一九七八年三月,市里召开了深入批判“四人帮”的动员大会,要开展揭摆与“四人帮”有牵连的人和事,清理“打、砸、抢”分子的运动。运动开展不久,晁喆所在的市重工业局机关就有些混乱起来,几天功夫,满楼被大字报贴满,几乎又形成了“两派”的趋势。
晁喆本想独善其身,但是却未能幸免。
晁喆原本是局“运动办公室”的两名工作人员之一。可是,在全局机关大会上,因为晁喆如实地为一名领导说过的话加以证明,市工交办派到重工业局的工作组人员,竟然把他列入“干扰”运动的行列,把他清除了“运动办”。
这个事情虽然引起局里很多同志不满,也无能为力。有关方面为了怕他“干扰”运动,让他到市开关厂去当工作队员。正好晁喆也愿意离开这个“是非之地”。
四月中旬,妈妈来到他们家。
“三儿子,妈妈就常住你们家了。你二妹妹结婚了,你弟弟和小妹妹也下乡了,你抽时间就帮妈妈跑一跑工伤的事吧,只要我不死,我就要找工伤”妈妈说。
“妈,没问题,儿子一定努力把你的工伤问题搞落实。既然,我二妹妹结婚了,弟弟和小妹妹也下乡了,妈,你老就别回山上了”。
“是啊,妈,你老也该享福了,晁喆说的对,别回山里了。前些天晁喆还说,妈的工伤问题快有结果了呢”。
“是吗?那敢情好”妈妈很开心地说。
晁喆到企业工作队,脱离了局里的运动,又没有实际的工作指标,他就向工作队长请假,和妈妈一起找工伤的事情。

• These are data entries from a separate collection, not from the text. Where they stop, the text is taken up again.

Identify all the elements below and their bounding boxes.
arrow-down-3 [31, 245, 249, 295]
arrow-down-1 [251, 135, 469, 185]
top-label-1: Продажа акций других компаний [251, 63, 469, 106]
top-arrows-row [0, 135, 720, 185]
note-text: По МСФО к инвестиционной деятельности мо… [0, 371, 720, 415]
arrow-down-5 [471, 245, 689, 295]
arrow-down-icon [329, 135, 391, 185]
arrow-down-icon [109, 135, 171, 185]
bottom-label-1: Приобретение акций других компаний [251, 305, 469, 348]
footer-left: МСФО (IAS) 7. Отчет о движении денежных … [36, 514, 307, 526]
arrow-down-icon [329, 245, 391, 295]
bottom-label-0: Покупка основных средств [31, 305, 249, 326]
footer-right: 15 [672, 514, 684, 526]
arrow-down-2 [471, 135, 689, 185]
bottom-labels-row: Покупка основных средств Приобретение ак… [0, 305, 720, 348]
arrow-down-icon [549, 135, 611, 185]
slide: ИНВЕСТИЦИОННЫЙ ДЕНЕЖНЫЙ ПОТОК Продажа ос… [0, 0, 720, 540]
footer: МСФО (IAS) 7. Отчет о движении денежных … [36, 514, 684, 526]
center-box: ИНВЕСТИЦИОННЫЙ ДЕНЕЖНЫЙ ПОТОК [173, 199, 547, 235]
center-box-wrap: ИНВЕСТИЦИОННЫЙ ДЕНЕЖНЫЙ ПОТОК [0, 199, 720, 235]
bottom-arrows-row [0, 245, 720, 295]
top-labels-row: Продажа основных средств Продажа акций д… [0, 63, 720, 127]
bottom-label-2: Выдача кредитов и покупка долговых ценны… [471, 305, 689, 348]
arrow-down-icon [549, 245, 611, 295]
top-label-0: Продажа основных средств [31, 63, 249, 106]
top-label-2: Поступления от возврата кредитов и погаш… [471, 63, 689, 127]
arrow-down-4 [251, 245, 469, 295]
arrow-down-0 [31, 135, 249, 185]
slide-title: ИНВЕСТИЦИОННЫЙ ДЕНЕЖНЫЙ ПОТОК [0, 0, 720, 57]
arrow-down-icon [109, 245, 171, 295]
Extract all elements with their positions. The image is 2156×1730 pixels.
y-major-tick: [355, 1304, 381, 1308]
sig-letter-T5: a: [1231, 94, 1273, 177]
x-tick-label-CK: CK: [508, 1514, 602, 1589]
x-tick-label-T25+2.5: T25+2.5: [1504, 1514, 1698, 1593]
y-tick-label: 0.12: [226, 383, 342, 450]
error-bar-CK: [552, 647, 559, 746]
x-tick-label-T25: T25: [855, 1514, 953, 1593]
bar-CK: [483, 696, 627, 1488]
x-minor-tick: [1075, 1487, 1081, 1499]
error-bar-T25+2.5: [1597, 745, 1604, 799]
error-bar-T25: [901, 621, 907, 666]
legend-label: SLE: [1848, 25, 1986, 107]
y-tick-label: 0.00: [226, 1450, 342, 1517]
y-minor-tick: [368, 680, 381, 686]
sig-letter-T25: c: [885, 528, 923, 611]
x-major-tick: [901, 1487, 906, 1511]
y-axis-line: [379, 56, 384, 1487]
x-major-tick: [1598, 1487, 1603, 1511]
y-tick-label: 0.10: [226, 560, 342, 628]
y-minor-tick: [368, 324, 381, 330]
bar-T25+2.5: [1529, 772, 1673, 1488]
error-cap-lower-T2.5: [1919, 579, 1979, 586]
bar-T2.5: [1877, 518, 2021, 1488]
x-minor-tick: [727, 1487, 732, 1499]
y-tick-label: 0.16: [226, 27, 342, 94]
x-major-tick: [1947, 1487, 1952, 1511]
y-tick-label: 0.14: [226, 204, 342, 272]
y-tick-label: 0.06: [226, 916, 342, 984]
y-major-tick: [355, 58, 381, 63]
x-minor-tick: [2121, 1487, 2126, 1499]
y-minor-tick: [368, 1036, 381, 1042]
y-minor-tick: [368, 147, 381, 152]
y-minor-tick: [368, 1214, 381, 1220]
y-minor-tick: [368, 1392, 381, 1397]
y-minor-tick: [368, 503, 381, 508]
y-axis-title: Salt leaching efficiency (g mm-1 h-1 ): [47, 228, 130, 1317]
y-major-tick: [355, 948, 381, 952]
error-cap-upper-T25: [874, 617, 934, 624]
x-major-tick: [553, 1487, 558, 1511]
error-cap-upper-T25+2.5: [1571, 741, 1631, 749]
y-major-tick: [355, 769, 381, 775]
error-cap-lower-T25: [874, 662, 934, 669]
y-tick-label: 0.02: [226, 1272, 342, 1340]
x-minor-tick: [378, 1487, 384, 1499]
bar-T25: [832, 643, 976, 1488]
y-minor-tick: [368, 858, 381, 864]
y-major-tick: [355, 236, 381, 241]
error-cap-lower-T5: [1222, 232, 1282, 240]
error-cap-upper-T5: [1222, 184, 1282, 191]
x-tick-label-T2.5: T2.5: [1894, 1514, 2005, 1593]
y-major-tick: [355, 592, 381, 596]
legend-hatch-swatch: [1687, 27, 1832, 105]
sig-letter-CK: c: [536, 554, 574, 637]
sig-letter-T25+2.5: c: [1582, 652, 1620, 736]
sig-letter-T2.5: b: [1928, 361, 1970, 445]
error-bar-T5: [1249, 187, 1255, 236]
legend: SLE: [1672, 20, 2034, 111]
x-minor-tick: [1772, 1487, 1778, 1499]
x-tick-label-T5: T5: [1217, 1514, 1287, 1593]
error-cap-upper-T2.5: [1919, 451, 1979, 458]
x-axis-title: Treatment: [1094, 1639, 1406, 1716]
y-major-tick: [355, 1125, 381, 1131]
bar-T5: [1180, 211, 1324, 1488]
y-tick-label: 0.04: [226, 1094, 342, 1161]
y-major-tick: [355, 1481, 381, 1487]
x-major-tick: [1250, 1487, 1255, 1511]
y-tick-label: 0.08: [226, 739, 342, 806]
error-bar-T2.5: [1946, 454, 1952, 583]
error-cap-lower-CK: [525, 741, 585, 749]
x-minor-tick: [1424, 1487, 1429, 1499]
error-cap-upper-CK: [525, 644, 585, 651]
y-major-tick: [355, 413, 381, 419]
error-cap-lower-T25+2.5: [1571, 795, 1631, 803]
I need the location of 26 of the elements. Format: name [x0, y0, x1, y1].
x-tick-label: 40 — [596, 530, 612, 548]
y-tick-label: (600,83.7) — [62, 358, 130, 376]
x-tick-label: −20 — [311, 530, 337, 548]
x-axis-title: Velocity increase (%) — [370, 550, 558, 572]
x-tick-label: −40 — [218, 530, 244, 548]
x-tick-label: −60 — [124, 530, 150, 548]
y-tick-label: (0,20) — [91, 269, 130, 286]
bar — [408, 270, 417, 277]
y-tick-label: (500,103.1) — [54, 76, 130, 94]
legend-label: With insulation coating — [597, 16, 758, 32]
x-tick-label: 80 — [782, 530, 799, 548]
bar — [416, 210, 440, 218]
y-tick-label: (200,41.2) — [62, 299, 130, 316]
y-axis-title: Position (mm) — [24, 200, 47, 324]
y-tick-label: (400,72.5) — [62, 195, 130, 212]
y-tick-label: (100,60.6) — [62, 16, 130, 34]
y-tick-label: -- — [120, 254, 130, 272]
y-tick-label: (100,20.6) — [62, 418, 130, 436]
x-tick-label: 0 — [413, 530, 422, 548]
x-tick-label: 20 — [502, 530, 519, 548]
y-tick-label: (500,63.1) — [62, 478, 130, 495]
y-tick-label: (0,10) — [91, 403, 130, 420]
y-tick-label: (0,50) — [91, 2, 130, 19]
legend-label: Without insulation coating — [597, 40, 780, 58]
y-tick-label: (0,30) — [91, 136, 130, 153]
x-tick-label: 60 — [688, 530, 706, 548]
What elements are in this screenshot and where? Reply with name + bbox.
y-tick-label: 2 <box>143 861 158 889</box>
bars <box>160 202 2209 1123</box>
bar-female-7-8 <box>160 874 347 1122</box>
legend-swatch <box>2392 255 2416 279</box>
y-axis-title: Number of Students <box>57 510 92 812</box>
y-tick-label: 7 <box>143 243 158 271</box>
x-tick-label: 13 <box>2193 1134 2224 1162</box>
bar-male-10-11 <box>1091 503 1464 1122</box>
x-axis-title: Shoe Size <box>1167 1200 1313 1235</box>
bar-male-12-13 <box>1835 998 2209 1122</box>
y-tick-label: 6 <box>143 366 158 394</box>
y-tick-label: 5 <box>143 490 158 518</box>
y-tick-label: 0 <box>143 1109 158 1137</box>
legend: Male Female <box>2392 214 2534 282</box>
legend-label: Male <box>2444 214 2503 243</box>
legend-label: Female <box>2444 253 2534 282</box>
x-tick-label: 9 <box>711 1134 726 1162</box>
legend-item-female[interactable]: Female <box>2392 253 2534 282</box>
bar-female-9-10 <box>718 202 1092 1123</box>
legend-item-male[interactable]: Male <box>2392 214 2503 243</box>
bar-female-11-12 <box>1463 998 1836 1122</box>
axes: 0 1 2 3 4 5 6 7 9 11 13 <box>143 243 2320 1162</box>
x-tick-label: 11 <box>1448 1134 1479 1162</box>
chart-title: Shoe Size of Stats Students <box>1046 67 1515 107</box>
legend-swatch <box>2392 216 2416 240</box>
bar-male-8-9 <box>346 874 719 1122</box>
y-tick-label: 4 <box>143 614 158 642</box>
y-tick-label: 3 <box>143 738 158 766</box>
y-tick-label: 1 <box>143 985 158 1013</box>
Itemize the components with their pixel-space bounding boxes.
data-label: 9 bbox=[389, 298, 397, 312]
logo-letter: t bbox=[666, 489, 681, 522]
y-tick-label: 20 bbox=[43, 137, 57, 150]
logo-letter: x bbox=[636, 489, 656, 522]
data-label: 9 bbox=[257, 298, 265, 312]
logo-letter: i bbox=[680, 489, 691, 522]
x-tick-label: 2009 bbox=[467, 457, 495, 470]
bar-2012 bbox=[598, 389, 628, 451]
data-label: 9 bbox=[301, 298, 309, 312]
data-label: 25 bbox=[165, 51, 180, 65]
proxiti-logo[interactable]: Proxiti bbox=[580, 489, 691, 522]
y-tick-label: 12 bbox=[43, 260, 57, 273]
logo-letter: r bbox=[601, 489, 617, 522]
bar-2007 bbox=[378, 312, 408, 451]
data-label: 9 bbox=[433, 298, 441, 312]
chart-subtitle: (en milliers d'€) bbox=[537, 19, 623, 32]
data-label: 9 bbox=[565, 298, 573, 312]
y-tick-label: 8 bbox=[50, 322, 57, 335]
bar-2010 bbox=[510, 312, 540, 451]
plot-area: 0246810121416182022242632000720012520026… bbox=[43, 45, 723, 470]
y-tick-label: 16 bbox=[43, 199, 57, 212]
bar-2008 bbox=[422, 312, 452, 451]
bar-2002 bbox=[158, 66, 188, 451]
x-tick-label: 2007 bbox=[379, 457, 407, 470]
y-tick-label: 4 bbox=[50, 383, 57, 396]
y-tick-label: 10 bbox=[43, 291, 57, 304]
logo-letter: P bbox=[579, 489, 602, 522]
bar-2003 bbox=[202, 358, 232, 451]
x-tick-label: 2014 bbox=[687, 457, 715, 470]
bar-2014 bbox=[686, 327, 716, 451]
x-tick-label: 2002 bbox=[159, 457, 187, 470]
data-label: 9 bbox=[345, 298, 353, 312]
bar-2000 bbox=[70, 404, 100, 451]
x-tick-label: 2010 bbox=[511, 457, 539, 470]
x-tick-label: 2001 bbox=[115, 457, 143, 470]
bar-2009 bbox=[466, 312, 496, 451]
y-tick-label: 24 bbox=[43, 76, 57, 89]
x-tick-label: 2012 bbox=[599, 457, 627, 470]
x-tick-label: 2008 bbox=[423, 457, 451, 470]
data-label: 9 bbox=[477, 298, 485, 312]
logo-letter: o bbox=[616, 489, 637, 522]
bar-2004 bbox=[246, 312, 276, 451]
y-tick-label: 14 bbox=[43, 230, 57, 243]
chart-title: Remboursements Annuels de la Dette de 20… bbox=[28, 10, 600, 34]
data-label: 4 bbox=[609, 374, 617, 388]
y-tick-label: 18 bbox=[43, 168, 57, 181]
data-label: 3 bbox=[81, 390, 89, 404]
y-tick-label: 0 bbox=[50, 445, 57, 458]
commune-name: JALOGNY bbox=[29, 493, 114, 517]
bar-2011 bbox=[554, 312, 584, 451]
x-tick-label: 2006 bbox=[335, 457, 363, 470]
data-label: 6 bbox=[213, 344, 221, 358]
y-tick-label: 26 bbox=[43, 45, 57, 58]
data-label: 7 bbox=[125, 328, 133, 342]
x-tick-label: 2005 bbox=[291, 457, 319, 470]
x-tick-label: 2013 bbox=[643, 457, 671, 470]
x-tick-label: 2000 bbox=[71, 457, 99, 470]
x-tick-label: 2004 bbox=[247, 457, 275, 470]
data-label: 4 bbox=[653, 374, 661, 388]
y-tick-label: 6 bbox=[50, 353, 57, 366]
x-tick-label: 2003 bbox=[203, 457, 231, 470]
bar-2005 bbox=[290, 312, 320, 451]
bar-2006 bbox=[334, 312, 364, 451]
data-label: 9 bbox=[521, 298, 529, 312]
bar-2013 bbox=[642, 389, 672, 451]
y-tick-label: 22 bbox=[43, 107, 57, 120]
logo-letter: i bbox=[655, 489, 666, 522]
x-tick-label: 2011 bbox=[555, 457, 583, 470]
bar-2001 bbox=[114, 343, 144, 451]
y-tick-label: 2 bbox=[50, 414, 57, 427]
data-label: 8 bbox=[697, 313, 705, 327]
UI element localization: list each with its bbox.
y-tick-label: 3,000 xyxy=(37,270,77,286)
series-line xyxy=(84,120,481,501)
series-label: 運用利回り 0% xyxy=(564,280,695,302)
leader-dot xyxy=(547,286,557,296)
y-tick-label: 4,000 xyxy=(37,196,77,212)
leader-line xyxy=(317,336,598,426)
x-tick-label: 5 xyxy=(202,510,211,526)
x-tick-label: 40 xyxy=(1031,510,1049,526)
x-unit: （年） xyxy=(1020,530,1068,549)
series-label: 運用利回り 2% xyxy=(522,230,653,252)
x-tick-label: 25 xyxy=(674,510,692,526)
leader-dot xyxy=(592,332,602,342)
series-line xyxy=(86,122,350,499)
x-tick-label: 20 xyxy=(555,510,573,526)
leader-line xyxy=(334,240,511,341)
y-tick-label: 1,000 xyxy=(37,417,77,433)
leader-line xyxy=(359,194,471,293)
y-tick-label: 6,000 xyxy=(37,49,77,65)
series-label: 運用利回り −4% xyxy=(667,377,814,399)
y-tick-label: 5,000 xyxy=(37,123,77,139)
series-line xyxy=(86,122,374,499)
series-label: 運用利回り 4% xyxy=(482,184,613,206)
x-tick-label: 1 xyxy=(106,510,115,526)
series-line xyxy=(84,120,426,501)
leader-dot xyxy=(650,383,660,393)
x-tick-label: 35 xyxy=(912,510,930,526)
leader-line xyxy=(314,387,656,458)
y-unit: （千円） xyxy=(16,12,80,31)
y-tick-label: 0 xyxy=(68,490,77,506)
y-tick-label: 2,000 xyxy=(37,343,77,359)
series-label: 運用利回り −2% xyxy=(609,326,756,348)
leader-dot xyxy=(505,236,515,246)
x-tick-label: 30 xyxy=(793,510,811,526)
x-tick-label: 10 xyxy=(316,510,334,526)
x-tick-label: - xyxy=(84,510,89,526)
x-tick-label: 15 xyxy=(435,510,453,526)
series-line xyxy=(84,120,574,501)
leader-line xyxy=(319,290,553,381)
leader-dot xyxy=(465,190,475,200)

晁喆和妈妈到市一轻局,去两次后领导重视起来,让妈妈再做工伤鉴定。通过鉴定确认妈妈眼角膜仍然粘连,影响视力,定为工伤十级。晁喆听一轻局的同志跟他说,市第一化工厂还有一些原市综合化工厂的老领导和老工人,这引起了他的注意。妈妈的工伤就是缺少知情人的证明。晁喆就和妈妈去了化工厂。到厂里后才知道,不仅有与妈妈当时一起工作的老工人,还有班组长,还有一个柴厂长也在。晁喆立即有了办法,请这些同志给妈妈写证明材料,这些同志都很乐意为妈妈实事求是写证明材料,包括柴厂长在内,化工厂并给盖了公章。而且有的老工人又告诉他和妈妈,当时的厂长现在在那里工作,还有调到市组织部的知情人,以及在其他工厂的一些老工人。晁喆就带着妈妈去找到这些同志,他们都很热情,积极地为妈妈写了证明材料,所在单位也都盖了公章。
这些和妈妈一起工作过的同志,都亲切的管妈妈叫老王太太,他们也告诉晁喆,妈妈在工厂时,不怕苦不怕累,埋头苦干,眼睛的确被火碱烧了两次,是毫无疑问的工伤。
晁喆想,得到的十几份证明材料,一旦交给一轻局,他的手里就再没有了。
文化大革命前,大哥就为妈妈找明白了工伤。时任市委王书记都给妈妈的材料签了字,按照工伤待遇,复工复职,补发应得工资。可是,就因为后来发生了“武斗”和“打砸抢”以及干部走“五七道路”,妈妈的工伤材料不知去向。
这回他得保全好妈妈这些证明材料,他就把它们全复写了几份,对于红公章,他就用红笔画圈写上单位名称。
后来,晁喆后悔没有想到借个照相机,用拍照的方法留存,这是一大失误。
一轻局把前后的所有材料汇总后,报给了市劳动局,劳动局又批给一轻局拿出处理意见,一轻局又批给化工厂提出处理意见。化工厂提出的处理意见是,妈妈的工伤治疗费用实报实销,因为年龄大不能安排工作了,按照精简处理给几个月工资,造成生活困难补助几个月工资,都是按照妈妈受工伤时的工资标准每月二十九元计算的,总共几百元。一轻局同意化工厂的意见进行批示,又报到市劳动局,劳动局再批复一轻局,同意一轻局意见。
对于这些往来公文,晁喆都用纸抄了下来。